7.1 One very important philosophical aspect of this debate is the issue of fairness. The problem of waste is one that we all contribute to, yet as a society we expect small, discrete communities to be responsible for dealing with a problem that we have all created. Equally, when it comes to the issue of recyclates, we will export them, quite often to the other side of the world, in effect passing the buck on a problem that we have created. Equally, we are exporting the employment opportunities that come from processing and re-manufacture. Why??
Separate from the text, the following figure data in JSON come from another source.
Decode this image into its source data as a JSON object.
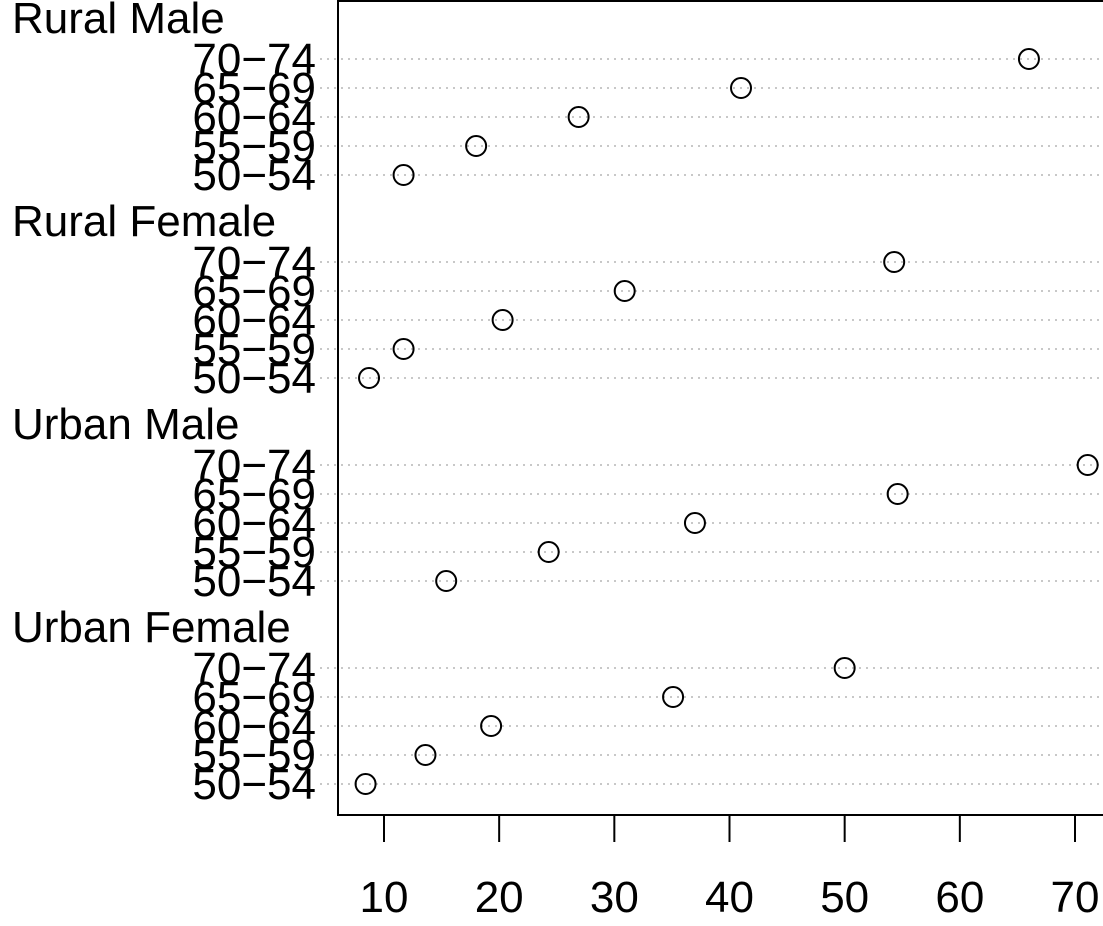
{
  "chart_data": {
    "type": "scatter",
    "title": "",
    "xlabel": "",
    "ylabel": "",
    "xlim": [
      8,
      71
    ],
    "xticks": [
      10,
      20,
      30,
      40,
      50,
      60,
      70
    ],
    "grid": "dotted horizontal row guides",
    "legend": "none",
    "categories": [
      "50-54",
      "55-59",
      "60-64",
      "65-69",
      "70-74"
    ],
    "groups": [
      {
        "name": "Rural Male",
        "rows": [
          {
            "label": "70−74",
            "value": 66.0
          },
          {
            "label": "65−69",
            "value": 41.0
          },
          {
            "label": "60−64",
            "value": 26.9
          },
          {
            "label": "55−59",
            "value": 18.0
          },
          {
            "label": "50−54",
            "value": 11.7
          }
        ]
      },
      {
        "name": "Rural Female",
        "rows": [
          {
            "label": "70−74",
            "value": 54.3
          },
          {
            "label": "65−69",
            "value": 30.9
          },
          {
            "label": "60−64",
            "value": 20.3
          },
          {
            "label": "55−59",
            "value": 11.7
          },
          {
            "label": "50−54",
            "value": 8.7
          }
        ]
      },
      {
        "name": "Urban Male",
        "rows": [
          {
            "label": "70−74",
            "value": 71.1
          },
          {
            "label": "65−69",
            "value": 54.6
          },
          {
            "label": "60−64",
            "value": 37.0
          },
          {
            "label": "55−59",
            "value": 24.3
          },
          {
            "label": "50−54",
            "value": 15.4
          }
        ]
      },
      {
        "name": "Urban Female",
        "rows": [
          {
            "label": "70−74",
            "value": 50.0
          },
          {
            "label": "65−69",
            "value": 35.1
          },
          {
            "label": "60−64",
            "value": 19.3
          },
          {
            "label": "55−59",
            "value": 13.6
          },
          {
            "label": "50−54",
            "value": 8.4
          }
        ]
      }
    ]
  }
}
7.1.1 Separated ferrous and non-ferrous metals for smelting;

Whole glass sterilised and returned to bottlers, inc. local breweries, vineyards and niche food markets;

Clear glass cullet for re-annealing;

Green glass cullet for environmental aggregate in concrete and bitmac;

Brown glass cullet for bottle re-manufacture;

HDPE & PET food-grade plastic for repressing;

Other hard plastic for use in manufacture of tool-boxes, garden furniture etc;

Low grade, mixed waste plastic used in low pressure pipes, seed trays, flower pots and insulation materials;

Wood fibres used in artificial boards, e.g. MDF;

8.0 Employment opportunities

8.1 These will cover a range of disciplines, from civil, electrical, gas, mechanical and biological engineers, to agricultural and horticultural specialists, to plant operators. There will be support/back office staff.

8.2 The opportunities arising from re-manufacture are being explored.

8.3 Given the unique nature of this proposal it is anticipated that there will be a demand for public visitor opportunities, therefore there will need to be staff to cater for this.